Transportation – Will railroads, airports, seaports, or interstate highways be needed for the plant?
Utilities – Some of our clients have incurred substantial costs to upgrade the community’s existing infrastructure to handle their new plants’ demands. Examples include augmenting local sanitation, wastewater, or storm water discharge capabilities.
What about the labor force?
Union/Right to Work – Employers seeking less expensive labor often consider locating in a “right-to-work” state. Our clients often choose to locate in “right-to-work” states to enjoy increased flexibility in wages, staffing, and operating methods.
Requisite Skills – Generally speaking, cities and regions’ laborers differ in relative levels of education and types of skills. If the labor force does not possess the requisite candidates, could training or education bridge the gap?
Training –To encourage companies to hire and train their citizens, some state and local governments may offer training grants and tax incentives. Further, many states now actively incent community colleges and universities to discount or develop specific training programs. Many states also provide active workforce boards which help companies locate and recruit employees with suitable skills.
Will the location benefit your supply chain?
Proximity to Natural Resources – Transportation and storage costs can often be reduced if essential production materials are nearby.
Proximity to Customers/Suppliers – In addition to cost-savings, companies may be able to achieve agility and efficiency through business practices like just-in-time inventory.
Is the regulatory climate a good fit?
Zoning/Permitting – Permits may be required for construction, operation, water usage, waste water discharge permits, air quality control, and emissions etc.. Companies must also consider if they will need or be subject to easements for access roads or utilities.
Environmental – Potential uses may be restricted by environmental considerations. Even if not prohibited, permits may be required or impact fees assessed for certain activities, like carbon emission or wetland mitigation. On the other hand, redeveloping contaminated sites can often yield significant government incentives.

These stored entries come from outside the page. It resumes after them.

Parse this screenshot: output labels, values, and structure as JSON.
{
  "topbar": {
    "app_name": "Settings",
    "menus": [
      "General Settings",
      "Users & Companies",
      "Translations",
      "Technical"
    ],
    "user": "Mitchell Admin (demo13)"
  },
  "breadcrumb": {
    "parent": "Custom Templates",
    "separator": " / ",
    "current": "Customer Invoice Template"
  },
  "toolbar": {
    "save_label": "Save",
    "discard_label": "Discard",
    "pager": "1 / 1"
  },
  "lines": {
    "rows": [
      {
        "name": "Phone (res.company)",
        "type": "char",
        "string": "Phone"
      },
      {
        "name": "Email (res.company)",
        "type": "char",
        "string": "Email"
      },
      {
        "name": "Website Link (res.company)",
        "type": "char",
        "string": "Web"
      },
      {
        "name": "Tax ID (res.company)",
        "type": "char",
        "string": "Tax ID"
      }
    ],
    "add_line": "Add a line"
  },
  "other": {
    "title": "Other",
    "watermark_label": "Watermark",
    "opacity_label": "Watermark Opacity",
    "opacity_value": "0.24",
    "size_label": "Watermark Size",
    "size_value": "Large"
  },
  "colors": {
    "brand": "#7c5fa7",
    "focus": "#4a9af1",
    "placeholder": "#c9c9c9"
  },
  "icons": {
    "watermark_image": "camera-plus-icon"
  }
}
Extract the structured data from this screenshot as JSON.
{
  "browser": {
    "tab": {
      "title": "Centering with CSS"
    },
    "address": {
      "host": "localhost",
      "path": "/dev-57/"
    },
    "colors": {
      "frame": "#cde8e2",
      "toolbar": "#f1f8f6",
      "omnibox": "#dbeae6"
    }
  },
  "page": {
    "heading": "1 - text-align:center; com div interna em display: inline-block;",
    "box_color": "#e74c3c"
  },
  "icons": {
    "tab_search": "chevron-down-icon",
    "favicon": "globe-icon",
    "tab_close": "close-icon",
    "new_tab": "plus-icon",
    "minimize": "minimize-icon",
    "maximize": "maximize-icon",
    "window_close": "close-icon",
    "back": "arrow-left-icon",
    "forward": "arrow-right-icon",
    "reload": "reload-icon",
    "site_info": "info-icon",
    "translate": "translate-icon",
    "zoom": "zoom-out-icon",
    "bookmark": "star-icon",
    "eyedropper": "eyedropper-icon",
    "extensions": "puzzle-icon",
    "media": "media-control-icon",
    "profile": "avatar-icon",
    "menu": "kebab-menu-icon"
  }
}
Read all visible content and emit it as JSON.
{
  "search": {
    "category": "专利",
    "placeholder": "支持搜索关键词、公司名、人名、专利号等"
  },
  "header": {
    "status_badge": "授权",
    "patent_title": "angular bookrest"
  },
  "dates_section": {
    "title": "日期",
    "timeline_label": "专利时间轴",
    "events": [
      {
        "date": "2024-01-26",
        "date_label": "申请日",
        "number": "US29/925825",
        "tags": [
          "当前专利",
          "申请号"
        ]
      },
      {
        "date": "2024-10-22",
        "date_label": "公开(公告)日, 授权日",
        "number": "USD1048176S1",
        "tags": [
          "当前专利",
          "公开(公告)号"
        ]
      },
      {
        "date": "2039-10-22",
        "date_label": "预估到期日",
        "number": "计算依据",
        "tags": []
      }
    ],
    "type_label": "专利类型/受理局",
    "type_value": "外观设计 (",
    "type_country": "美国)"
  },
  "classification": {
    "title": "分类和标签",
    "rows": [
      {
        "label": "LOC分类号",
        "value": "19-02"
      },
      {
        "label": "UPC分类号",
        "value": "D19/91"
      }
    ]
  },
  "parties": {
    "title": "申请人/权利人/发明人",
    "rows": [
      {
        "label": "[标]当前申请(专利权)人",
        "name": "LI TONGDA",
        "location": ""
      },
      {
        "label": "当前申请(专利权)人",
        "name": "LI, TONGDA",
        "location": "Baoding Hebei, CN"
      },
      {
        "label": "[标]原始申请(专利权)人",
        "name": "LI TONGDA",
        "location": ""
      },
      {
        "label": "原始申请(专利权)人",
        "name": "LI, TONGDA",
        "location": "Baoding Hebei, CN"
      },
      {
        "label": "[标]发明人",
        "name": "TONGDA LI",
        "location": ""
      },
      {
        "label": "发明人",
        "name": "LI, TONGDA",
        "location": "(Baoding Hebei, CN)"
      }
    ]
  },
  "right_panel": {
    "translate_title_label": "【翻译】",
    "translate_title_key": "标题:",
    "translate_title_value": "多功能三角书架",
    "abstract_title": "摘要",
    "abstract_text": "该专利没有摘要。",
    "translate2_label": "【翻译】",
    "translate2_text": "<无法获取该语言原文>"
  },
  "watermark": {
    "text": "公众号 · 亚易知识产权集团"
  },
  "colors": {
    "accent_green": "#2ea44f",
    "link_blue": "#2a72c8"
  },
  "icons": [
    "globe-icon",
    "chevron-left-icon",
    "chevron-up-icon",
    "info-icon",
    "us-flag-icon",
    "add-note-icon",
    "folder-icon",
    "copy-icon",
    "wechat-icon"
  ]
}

Will you receive government incentives?
Federal – Some countries offer federal tax and financial incentives for companies developing new manufacturing plants. In the U.S., community development block grants, tax-free bonds, and investment tax credits are often available, and U.S. tax deductions may be available for green, LEED-certified, or other energy-efficient plants.
State/Local – Many U.S. states offer incentives for manufacturers to operate in enterprise zones or special economic zones. Additionally, tax breaks or discounted financing may be available for the construction of a plant and the purchase of other fixtures and equipment.
What are the systemic risks?
Economy and Currency – The stability of a country’s economy and currency significantly impact the continuity of operations and the cost of importing/exporting materials and products.
The Regulatory Process – While U.S. jurisdictions provide fair and open regulatory processes, a company should become familiar with a country’s regulatory process before opening a facility. Some foreign regulatory processes may encourage or require companies to take actions that run afoul of U.S. laws, like the Foreign Corrupt Practices Act.
Barriers to Trade – Some country’s use tariffs or other measures to protect resident businesses. Companies should consider whether these would be a boon or a bane, depending on their customers’ locations.
Of course, each company is different; considerations may vary. Just remember, the location of a manufacturing facility could provide a competitive advantage, so choose wisely.